« Poils de chameaux, sauterelles et miel sauvage… »
La figure de Jean-Baptiste nous est proposée aujourd’hui. Et proposée dans la perspective de Noël où nous sera donné de méditer sur la présence de Dieu au milieu des hommes, la présence du Christ. Nous aurons tout le temps de méditer le mystère central du Christ incarné, mais regardons aujourd’hui le Baptiste. Que connaissons-nous de lui, et que peut-il nous enseigner ?
Je ne ferai pas un inventaire exhaustif de ce que nous disent les évangiles du cousin de Jésus. Le passage de Saint Marc nous dit aujourd’hui de lui qu’il vit au désert. Un désert qui n’a pas grand-chose à voir avec l’idée que nous nous faisons ordinairement du désert puisque ce désert-là est peuplé d’animaux qui pourvoient à sa nourriture et à son habillement. Des sauterelles, des abeilles et des chameaux. Ainsi, le désert renvoie-t-il davantage à celui que le peuple hébreu traversa naguère, pendant quarante années. Le désert dans lequel la voix de Dieu crie à travers ses prophètes : « préparez le chemin du Seigneur, rendez droits ses sentiers. »
En méditant à frais nouveaux cet évangile, je me suis arrêté sur l’évocation amusante, surprenante même, des poils de chameaux, des sauterelles et du miel sauvage. Des indications qu’il ne faut pas se contenter de prendre au premier degré. La lecture symbolique est nettement plus intéressante et féconde, pour nous qui sommes invités à plonger dans ce désert.
Un vêtement en poil de chameau. Pas très fun, cette nouvelle ligne de vêtements ! Même assortie d’une ceinture de cuir — n’en déplaise aux « Végan », défenseurs de l’espèce animale ! L’allusion est ici faite au prophète Élie, lui-même ainsi vêtu, nous dit-on (2 Rois 1, 8). Un vêtement « au poil » ! Plus sérieusement, un vêtement de peau pour nous rappeler notre condition animale première. Cette nature humaine faite pour être transformée par la grâce de celui qui vient, mais une nature humaine dont nous ne pouvons pas faire l’impasse. Il y a beaucoup d’idéologies, dans les temps qui courent, qui voudraient nous laisser penser qu’on doit s’en émanciper et qu’on peut changer de peau, de sexe, d’âge, de personnalité. Certains rêvent d’une humanité incolore, inodore et sans saveur, transformable, voire corvéable à merci. Et que j’encourage les mères porteuses, l’enfant sans père, les parents sans enfants, la fécondité ou la stérilité à tout prix, et parfois les deux à la fois… Le chameau d’aujourd’hui nous renvoie à une vie qui se coltine la réalité quotidienne où il faut chercher sa nourriture et son eau, se satisfaire du peu sans jamais s’en contenter, marcher d’oasis en oasis.

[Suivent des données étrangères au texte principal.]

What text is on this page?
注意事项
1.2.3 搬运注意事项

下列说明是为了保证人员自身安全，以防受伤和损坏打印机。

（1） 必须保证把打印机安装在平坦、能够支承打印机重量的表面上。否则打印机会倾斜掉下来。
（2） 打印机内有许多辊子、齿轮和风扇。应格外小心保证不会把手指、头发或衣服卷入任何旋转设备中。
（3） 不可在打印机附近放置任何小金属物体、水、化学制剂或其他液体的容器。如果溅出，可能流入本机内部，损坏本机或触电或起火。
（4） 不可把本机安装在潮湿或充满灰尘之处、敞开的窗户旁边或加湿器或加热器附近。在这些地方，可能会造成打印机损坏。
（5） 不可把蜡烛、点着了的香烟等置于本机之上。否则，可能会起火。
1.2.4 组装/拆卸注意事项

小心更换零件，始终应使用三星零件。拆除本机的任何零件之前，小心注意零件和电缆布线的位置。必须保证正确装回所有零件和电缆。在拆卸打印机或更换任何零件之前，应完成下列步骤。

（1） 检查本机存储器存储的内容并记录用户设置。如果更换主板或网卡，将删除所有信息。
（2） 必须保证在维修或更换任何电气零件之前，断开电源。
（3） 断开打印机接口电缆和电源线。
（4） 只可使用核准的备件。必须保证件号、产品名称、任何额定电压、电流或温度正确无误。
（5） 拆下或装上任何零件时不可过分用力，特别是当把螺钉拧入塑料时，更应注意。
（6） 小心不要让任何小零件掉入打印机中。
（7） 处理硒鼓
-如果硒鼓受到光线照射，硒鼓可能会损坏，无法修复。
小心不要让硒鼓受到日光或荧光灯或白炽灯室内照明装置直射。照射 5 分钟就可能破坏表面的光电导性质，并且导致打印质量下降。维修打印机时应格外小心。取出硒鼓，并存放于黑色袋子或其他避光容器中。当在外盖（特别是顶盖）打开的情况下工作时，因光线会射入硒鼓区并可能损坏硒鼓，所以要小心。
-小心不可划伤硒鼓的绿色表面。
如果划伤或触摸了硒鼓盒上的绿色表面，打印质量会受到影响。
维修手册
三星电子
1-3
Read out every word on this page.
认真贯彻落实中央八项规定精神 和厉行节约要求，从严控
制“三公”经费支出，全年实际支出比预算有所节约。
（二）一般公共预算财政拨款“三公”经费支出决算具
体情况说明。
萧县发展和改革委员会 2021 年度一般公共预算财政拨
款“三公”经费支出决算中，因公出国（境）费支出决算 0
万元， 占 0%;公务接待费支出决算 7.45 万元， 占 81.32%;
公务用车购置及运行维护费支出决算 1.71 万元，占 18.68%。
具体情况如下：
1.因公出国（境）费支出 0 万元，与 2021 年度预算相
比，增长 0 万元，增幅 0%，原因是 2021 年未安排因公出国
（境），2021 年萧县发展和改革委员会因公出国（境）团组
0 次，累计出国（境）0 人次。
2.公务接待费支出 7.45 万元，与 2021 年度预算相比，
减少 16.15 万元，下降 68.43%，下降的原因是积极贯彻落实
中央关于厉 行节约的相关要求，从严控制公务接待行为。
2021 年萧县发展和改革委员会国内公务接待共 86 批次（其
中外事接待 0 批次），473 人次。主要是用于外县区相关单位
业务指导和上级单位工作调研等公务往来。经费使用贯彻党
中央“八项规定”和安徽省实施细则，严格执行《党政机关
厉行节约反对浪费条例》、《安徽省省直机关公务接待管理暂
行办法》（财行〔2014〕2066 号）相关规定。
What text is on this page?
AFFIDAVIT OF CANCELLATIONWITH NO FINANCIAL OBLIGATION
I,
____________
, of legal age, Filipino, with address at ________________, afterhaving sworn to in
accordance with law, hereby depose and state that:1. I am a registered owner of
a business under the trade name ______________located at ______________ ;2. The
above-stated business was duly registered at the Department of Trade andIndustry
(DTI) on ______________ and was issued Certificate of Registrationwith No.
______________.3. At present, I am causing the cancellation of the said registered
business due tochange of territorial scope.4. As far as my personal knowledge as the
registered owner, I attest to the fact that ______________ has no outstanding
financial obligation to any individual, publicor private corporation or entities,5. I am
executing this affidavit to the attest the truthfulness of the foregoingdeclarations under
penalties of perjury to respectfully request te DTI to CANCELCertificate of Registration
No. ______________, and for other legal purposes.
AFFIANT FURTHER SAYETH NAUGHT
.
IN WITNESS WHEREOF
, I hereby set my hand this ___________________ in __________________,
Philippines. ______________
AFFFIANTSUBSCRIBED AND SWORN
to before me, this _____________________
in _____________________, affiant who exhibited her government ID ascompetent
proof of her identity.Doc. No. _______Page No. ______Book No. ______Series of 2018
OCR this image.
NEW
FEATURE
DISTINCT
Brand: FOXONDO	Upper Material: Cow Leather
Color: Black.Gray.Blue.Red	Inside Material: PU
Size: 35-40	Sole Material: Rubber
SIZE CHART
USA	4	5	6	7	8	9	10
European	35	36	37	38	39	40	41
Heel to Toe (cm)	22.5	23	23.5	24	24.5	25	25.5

Les sauterelles ont un peu la même signification. Avec cette nuance particulière qu’elles soulignent la dureté de la vie terrestre, elles qui sont l’un des fléaux (l’invasion de criquets) qui s’abattirent sur l’Égypte antique (les fameuses « 7 plaies d’Égypte »). Et si le baptiste se nourrit des sauterelles, s’il n’en fait « qu’une bouchée », c’est pour nous dire et redire que, du pire, nous pouvons tirer le meilleur, que d’un mal, il est toujours possible d’extraire un bien. C’est l’expérience que nous pouvons faire de ce fléau moderne de la pandémie qui s’abat depuis près d’un an sur la terre entière. Bienheureux virus venu nous apprendre à vivre autrement, plus humblement, plus humainement, plus spirituellement… Nous en voyons déjà les signes dans nos familles, dans un peu plus de souci fraternel en paroisse, dans des élans de conversion personnelle ici ou là.
Le miel sauvage, enfin. C’est l’ingrédient qui fera passer le goût amer (mais je n’ai pas essayé d’y goûter !) des sauterelles quand on l’étale dessus. Le miel, c’est l’espérance de tout un peuple (une terre « ruisselante de lait et de miel ») et qui représente ce goût d’éternité dont nous pouvons déjà faire l’expérience quand nous apprenons à voir Dieu à l’œuvre dans celui-ci qui demande pardon, dans cet autre qui se détourne de la médisance, dans cet autre encore qui sait s’émerveiller ou rendre grâce.
Frères et sœurs, continuons humblement de tracer notre route à travers le désert de ce temps. À pas de chameau (et alors ?), en tirant le meilleur des épreuves (nos sauterelles modernes), et enfin en goûtant le miel de la grâce de Dieu, qui fait si bien passer le reste et nous dispose à voir « la gloire du Seigneur » qui vient pour « rassembler ses agneaux sur son cœur » ! Amen.